Congress has a moral and constitutional imperative to meet the urgency of this moment and pass the Freedom to Vote: John R. Lewis Act. This bill will restore essential provisions of the Voting Rights Act that block discriminatory voting practices before they go into effect, putting a transparent process in place for protecting the right to vote. It will also strengthen other provisions of the VRA to eliminate barriers imposed to silence Black, Brown, and Native voters; people with disabilities; young and older people; and new Americans. It will also create national standards to improve voting access for all eligible Americans. It would modernize voter registration, expand early and mail-in voting, and secure other baseline reforms to make it easier for everyone, including voters of color, to cast a ballot successfully. 

On March 7, 1965, just a few months before Congress would pass the Voting Rights Act, then 25-year-old John Lewis led more than 600 people across the Edmund Pettus Bridge to demand equal voting rights. State troopers unleashed brutal violence against the marchers, and Lewis himself was beaten and bloodied. Upon completion of the Selma to Montgomery march later that month, Dr. King addressed the crowd and said, “We are on the move and no wave of racism can stop us… Let us therefore continue our triumphant march to the realization of the American dream… I know you are asking today, ‘How long will it take?’ Not long.”

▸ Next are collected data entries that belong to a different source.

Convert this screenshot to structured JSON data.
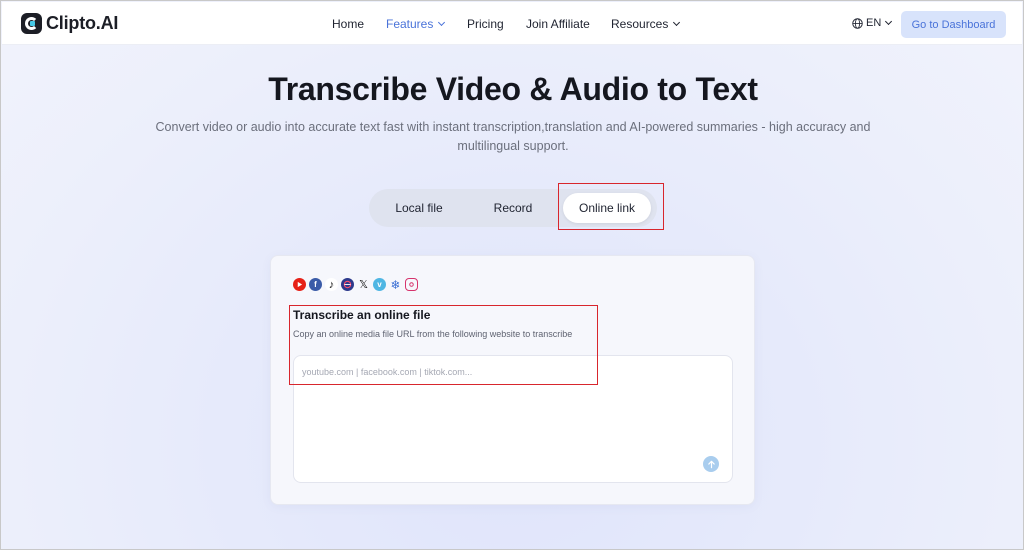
{
  "brand": {
    "name": "Clipto.AI"
  },
  "nav": {
    "items": [
      {
        "label": "Home",
        "dropdown": false,
        "active": false
      },
      {
        "label": "Features",
        "dropdown": true,
        "active": true
      },
      {
        "label": "Pricing",
        "dropdown": false,
        "active": false
      },
      {
        "label": "Join Affiliate",
        "dropdown": false,
        "active": false
      },
      {
        "label": "Resources",
        "dropdown": true,
        "active": false
      }
    ],
    "language": "EN",
    "dashboard_button": "Go to Dashboard"
  },
  "hero": {
    "title": "Transcribe Video & Audio to Text",
    "subtitle": "Convert video or audio into accurate text fast with instant transcription,translation and AI-powered summaries - high accuracy and multilingual support."
  },
  "tabs": [
    {
      "label": "Local file",
      "selected": false
    },
    {
      "label": "Record",
      "selected": false
    },
    {
      "label": "Online link",
      "selected": true
    }
  ],
  "card": {
    "platform_icons": [
      "youtube-icon",
      "facebook-icon",
      "tiktok-icon",
      "bilibili-icon",
      "x-icon",
      "vimeo-icon",
      "snowflake-icon",
      "instagram-icon"
    ],
    "title": "Transcribe an online file",
    "description": "Copy an online media file URL from the following website to transcribe",
    "input": {
      "value": "",
      "placeholder": "youtube.com | facebook.com | tiktok.com..."
    }
  },
  "colors": {
    "accent": "#4a73d9",
    "dashboard_bg": "#d8e3fb",
    "highlight_box": "#d8262d",
    "send_button": "#a9cdee"
  }
}
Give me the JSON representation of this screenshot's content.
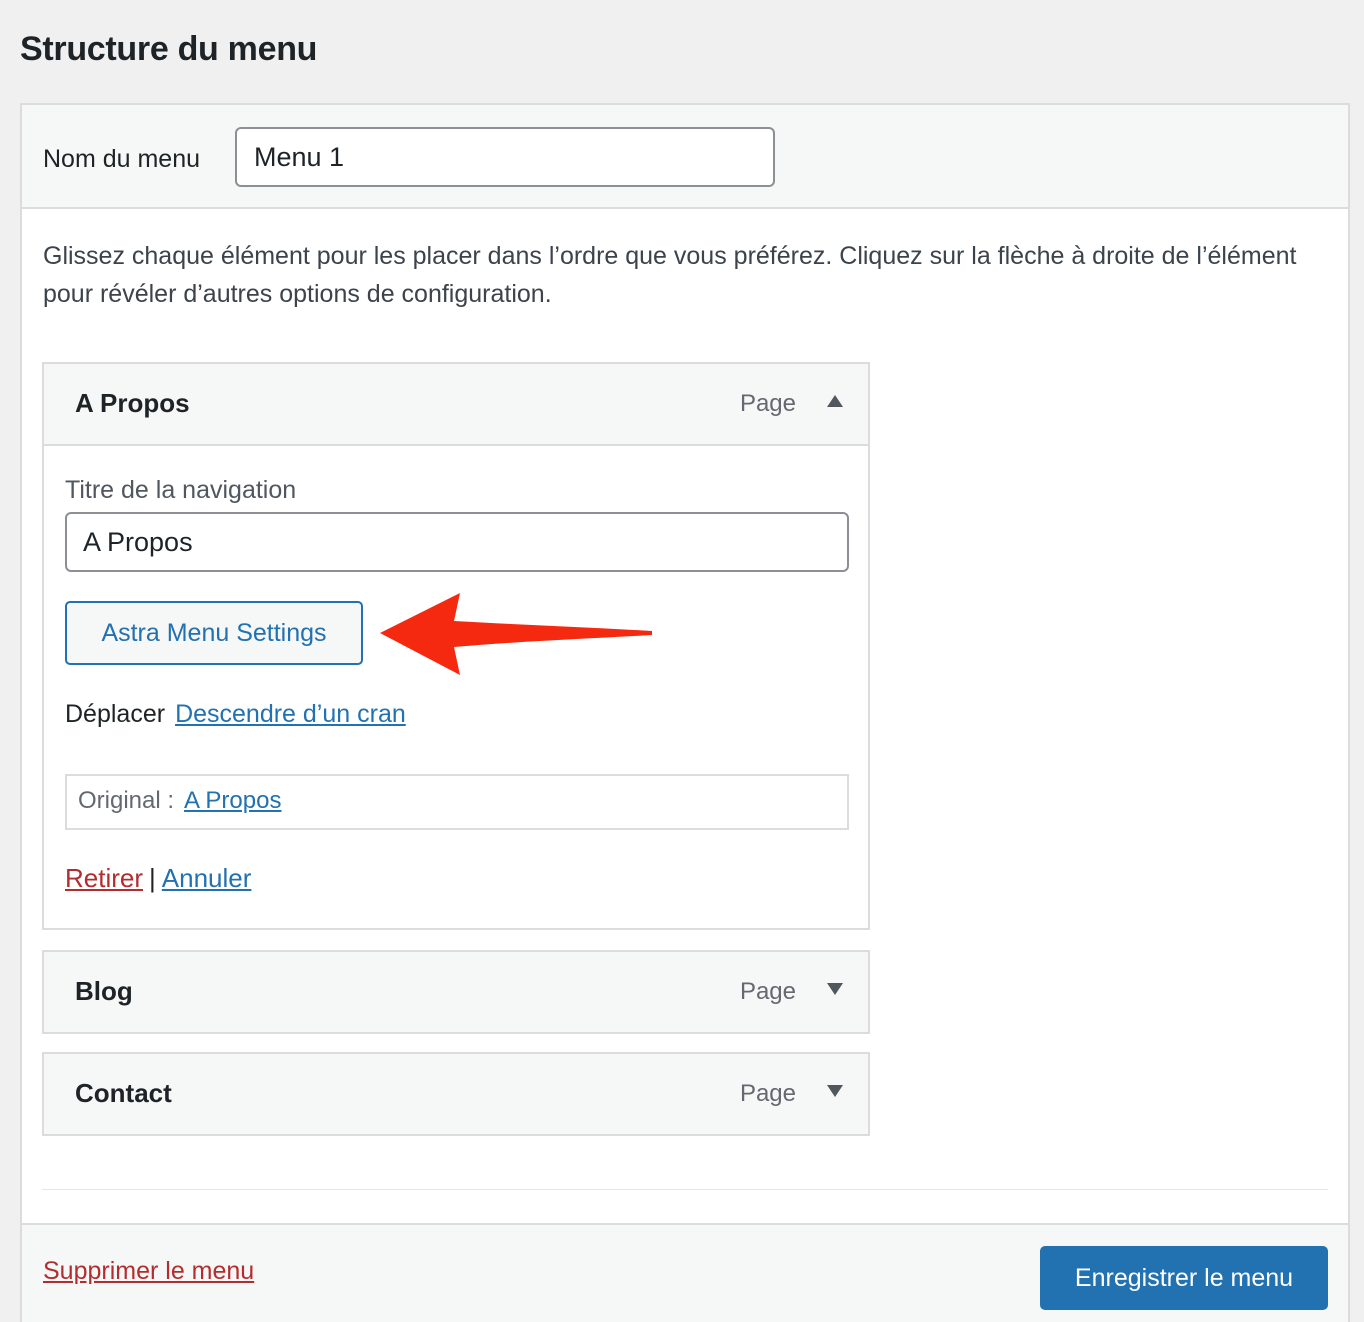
{
  "page_title": "Structure du menu",
  "menu_name": {
    "label": "Nom du menu",
    "value": "Menu 1"
  },
  "instructions": "Glissez chaque élément pour les placer dans l’ordre que vous préférez. Cliquez sur la flèche à droite de l’élément pour révéler d’autres options de configuration.",
  "items": [
    {
      "title": "A Propos",
      "type": "Page",
      "expanded": true,
      "arrow_icon": "triangle-up-icon",
      "settings": {
        "nav_label": "Titre de la navigation",
        "nav_value": "A Propos",
        "astra_button": "Astra Menu Settings",
        "move_label": "Déplacer",
        "move_link": "Descendre d’un cran",
        "original_label": "Original :",
        "original_link": "A Propos",
        "remove_link": "Retirer",
        "separator": "|",
        "cancel_link": "Annuler"
      }
    },
    {
      "title": "Blog",
      "type": "Page",
      "expanded": false,
      "arrow_icon": "triangle-down-icon"
    },
    {
      "title": "Contact",
      "type": "Page",
      "expanded": false,
      "arrow_icon": "triangle-down-icon"
    }
  ],
  "footer": {
    "delete_link": "Supprimer le menu",
    "save_button": "Enregistrer le menu"
  },
  "colors": {
    "accent": "#2271b1",
    "danger": "#b32d2e",
    "annotation_arrow": "#f5290f",
    "background": "#f0f0f1"
  }
}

Both Congressman Lewis and Dr. King never gave up the fight for equality and for full representation of all Americans in our political system. Before his death, Congressman Lewis wrote: “Time is of the essence to preserve the integrity and promises of our democracy.” Members of Congress must now heed his call with all the force they can muster.

Thank you for inviting me to testify today. I am pleased to answer any questions you may have, and I look forward to working with you to ensure all of us, no matter race or place, have an equal say in our democracy.